Göttinger Predigten im Internet hg. von U. Nembach

5. Sonntag nach Trinitatis, 30.06.2013

Predigt zu Lukas 14:25-33, verfasst von Sven Evers

Liebe Gemeinde,

Ein toller Text, oder? Natürlich fallen mir sofort viele Dinge ein, die ich jetzt über den Berliner Hauptstadtflughafen erzählen könnte; oder über die Elbphilharmonie; oder über unbemannte Dronen, die dann doch nicht fliegen dürfen; oder bestimmt auch über das ein oder andere Projekt in unserer Kirche – mit viel Enthusiasmus aber vielleicht zu wenig rationaler Überlegung angefangen und dann unfertig liegen gelassen... Aber über all diese Dinge will ich nicht sprechen. Es wären reine Fensterpredigten, die doch ohnehin nur jene beträfen, die heute nicht hier mit uns im Gottesdienst sitzen. Meine Lust an der Schadenfreude könnte ich damit wohl befriedigen, aber ganz sicher ginge ich damit wohl dem aus, dem Weg, wo die Worte Jesu mir selber wehtun, mich selber aufrütteln, mir selber in den Hintern treten und den Spiegel vorhalten wollen.

Es sind ja harte Worte, die Jesus hier spricht. Vater und Mutter, Bruder und Schwester verlassen, um Nachfolger Jesu zu sein? Ist das nicht ein bisschen zu hart? Ist das nicht ein bisschen zu viel verlangt? Ist das nicht ein bisschen zu extrem für unsere Welt, in der wir immer – und immer wieder ja auch zu recht – skeptisch werden, wenn da jemand mit so radikalen „Entweder – oder“ Forderungen auftritt?

Und predigen und hören wir nicht auch viel lieber von dem großen Versprechen des Glaubens, von – ich will dieses wirtschaftliche Wort einmal verwenden – seinem Nutzen? Von dem Sinn, den das Vertrauen auf Gott selbst in den dunkelsten und scheinbar sinnlosesten Situationen des Leben zu schenken vermag? Von der Hoffnung, die das Vertrauen auf Gott in hoffnungsloser Zeit zu schaffen vermag; von den neuen, lebenseröffnenden Perspektiven, die es uns ermöglichen, auch in eine kritische Distanz zu dem zu treten, was „man“ in der Welt so tut; von der neuen Gemeinschaft, in die der Glaube uns stellt und die ja nicht von ungefähr auch als Familie, als Gottes Familie sogar, bezeichnet wird?

Aber wenn ich jetzt einmal in dieser wirtschaftlichen Terminologie bleibe, dann kann ich vielleicht am treffendsten sagen: Ja, der Glaube hat ganz sicher seinen Nutzen. Einen geradezu himmlischen Nutzen sogar.
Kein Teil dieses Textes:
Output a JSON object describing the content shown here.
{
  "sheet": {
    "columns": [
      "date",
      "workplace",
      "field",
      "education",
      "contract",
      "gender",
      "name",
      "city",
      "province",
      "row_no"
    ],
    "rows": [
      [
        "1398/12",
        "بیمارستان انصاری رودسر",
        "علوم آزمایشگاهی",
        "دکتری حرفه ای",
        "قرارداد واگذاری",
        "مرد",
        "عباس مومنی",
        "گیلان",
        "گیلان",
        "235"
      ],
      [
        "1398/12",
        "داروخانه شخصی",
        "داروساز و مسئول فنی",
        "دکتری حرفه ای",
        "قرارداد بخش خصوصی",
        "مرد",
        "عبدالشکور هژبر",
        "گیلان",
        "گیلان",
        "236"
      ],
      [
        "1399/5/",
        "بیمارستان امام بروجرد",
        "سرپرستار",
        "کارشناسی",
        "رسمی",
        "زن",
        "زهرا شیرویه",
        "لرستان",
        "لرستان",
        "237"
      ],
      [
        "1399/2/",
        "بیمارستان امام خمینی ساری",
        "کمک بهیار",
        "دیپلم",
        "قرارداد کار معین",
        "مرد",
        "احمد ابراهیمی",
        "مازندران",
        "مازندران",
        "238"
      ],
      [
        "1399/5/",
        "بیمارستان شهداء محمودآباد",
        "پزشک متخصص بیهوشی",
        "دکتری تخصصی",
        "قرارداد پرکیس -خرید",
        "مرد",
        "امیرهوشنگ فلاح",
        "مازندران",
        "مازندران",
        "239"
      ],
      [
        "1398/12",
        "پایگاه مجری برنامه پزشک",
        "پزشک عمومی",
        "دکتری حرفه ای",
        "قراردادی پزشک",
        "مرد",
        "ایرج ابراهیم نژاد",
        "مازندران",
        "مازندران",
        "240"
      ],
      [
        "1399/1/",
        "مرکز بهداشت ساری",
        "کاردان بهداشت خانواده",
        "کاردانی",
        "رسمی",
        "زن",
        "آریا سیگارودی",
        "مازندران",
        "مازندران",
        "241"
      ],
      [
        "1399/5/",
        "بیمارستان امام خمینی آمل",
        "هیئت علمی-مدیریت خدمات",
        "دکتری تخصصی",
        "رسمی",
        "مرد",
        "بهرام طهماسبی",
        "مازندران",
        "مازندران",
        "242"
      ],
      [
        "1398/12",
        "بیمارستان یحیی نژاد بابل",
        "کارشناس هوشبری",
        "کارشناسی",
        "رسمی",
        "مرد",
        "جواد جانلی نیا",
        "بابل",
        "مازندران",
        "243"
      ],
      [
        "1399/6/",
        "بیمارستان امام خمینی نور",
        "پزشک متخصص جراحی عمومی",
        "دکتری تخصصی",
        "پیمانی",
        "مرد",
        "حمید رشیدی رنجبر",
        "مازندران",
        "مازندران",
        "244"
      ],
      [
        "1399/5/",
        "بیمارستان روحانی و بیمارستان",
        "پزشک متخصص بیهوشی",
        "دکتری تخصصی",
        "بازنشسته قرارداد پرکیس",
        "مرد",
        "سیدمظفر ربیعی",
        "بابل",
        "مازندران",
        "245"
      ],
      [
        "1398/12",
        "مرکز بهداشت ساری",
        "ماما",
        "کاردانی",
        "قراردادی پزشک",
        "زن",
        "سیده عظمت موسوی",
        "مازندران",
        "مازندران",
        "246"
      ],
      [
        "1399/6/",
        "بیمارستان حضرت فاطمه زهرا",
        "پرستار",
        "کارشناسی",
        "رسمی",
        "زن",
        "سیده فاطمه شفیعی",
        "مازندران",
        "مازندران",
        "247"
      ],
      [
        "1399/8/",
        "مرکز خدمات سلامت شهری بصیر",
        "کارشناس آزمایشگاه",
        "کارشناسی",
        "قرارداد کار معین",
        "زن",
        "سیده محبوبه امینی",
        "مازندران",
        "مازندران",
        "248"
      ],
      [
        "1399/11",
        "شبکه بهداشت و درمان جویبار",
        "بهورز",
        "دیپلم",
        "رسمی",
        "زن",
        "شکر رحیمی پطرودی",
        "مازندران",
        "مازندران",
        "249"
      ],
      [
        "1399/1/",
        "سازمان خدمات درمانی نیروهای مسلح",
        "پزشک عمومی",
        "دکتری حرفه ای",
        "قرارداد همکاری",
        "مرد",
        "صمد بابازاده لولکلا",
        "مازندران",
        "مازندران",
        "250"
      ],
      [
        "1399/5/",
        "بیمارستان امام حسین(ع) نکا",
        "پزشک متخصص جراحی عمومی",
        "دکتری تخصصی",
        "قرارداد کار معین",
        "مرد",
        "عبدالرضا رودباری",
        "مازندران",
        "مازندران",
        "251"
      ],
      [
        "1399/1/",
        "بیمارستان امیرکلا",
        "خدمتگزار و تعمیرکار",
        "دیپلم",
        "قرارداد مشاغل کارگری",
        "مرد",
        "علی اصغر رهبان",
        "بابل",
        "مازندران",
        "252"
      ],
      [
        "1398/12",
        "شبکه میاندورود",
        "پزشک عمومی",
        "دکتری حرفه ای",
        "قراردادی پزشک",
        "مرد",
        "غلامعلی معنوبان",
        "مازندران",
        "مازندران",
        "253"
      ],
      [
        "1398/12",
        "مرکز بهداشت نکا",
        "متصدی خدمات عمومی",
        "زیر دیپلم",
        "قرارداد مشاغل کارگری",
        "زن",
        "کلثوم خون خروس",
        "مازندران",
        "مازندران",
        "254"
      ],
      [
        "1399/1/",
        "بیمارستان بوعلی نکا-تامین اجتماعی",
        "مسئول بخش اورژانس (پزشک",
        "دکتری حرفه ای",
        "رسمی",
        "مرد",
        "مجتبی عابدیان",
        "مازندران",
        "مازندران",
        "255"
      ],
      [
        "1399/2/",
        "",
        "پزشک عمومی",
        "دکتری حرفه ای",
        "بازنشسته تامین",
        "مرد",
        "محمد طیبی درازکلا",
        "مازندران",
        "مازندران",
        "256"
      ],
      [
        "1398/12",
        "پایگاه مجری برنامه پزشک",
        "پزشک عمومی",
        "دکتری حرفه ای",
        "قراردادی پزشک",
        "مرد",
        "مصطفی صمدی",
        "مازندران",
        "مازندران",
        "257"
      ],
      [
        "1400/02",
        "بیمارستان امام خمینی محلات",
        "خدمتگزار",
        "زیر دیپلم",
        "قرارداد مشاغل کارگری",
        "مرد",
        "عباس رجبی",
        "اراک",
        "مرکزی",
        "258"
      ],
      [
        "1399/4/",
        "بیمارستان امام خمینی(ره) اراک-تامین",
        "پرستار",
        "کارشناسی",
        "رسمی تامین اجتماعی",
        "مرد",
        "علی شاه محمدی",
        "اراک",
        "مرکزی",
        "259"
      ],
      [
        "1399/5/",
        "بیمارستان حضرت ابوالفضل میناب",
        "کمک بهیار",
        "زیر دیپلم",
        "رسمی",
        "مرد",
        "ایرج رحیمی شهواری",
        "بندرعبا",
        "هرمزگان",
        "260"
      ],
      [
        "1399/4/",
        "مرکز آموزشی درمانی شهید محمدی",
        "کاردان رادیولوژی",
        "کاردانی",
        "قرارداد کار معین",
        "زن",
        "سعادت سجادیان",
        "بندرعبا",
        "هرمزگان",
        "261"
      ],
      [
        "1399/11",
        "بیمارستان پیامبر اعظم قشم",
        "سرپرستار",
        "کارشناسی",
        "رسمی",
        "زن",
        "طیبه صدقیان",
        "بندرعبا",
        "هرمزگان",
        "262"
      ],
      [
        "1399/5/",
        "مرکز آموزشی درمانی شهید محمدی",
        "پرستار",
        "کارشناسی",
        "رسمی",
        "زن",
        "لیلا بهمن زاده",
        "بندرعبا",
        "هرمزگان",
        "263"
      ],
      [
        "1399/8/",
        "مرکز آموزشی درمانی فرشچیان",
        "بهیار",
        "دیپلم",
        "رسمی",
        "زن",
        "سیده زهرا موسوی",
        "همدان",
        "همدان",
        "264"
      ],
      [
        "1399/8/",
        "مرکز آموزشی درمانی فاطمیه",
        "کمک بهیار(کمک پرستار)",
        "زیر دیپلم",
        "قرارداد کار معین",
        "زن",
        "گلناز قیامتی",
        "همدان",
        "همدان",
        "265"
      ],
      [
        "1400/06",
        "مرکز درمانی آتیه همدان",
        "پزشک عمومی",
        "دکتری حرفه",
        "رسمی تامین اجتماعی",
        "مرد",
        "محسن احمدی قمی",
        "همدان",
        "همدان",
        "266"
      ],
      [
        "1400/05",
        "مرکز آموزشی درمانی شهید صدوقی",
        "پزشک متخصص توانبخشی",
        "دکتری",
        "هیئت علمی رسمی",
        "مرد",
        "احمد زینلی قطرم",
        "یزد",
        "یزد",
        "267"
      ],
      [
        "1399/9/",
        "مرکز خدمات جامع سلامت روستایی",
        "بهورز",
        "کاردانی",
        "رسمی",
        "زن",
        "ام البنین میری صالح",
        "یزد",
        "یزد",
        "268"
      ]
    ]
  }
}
Aber, wenn das so ist, dann sind die Worte Jesu hier und heute vielleicht am ehesten so zu verstehen, dass wir sagen können: Hier spricht Jesus nun auch einmal von den Kosten des Glaubens; von dem Einsatz, den es einzusetzen gilt, wenn wir den großen Gewinn des Himmelreiches davon tragen wollen.

Ja, sagt Jesus, Gott schenkt Euch alles – nicht nur dieses oder jenes, sondern nicht weniger als Teilhabe am Himmelreich. Aber so ganz umsonst gibt es das nicht. Ihr könnt nicht das Himmelreich haben und dann auch noch in gleichem Maße am Reich der Welt anteil haben. Ihr könnt nicht das ewige Leben ergreifen wollen und dann zugleich auch noch festhalten wollen, was doch in Wahrheit kein Leben ist. Ihr könnt nicht Gott dienen und dann auch noch gleichzeitig und weil es ja so gewohnt und so bequem ist in gleichem Maße auch noch den Göttern dieser Welt.

Ganz radikal ist der Schnitt zwischen Gott und Welt, zwischen Himmelreich und irdischen Reichen. Bis in die Familie, bis in die engsten Bezüge hinein kann die Trennung gehen, die die Mitgliedschaft in dem einen Reich für das andere bedeutet.

Wahrscheinlich haben Menschen in einer Situation, in der Christinnen und Christen um ihres Glaubens willen verfolgt wurden und gar um ihr Leben fürchten müssen, besser verstanden als die meisten von uns heute.

Vielleicht verstehen jene, die z. B. in der DDR groß geworden sind, besser als die meisten von uns, daß es manchmal in der Tat um so radikale Abgrenzungen geht. Wenn sogar Vater oder Mutter oder Bruder oder Schwester diejenigen sind, die mit einem Wort das eigene Leben in Gefahr bringen können, dann leuchtet die Schärfe in den Worten Jesu vielleicht ein.

Und machen wir uns nichts vor: auch heute gibt es viele Menschen in vielen Ländern, die um ihr Leben fürchten müssen um ihres Glaubens willen; für die wahrscheinlich vollkommen einleuchtend – wenn auch schmerzhaft einleuchtend – ist, dass die Zugehörigkeit zur Familie Gottes sämtliche irdischen Bindungen radikal in Frage stellt; dass eben nicht „sowohl als auch“ geht, sondern der Glaube immer wieder vor die Frage des „Entweder – oder“ stellt.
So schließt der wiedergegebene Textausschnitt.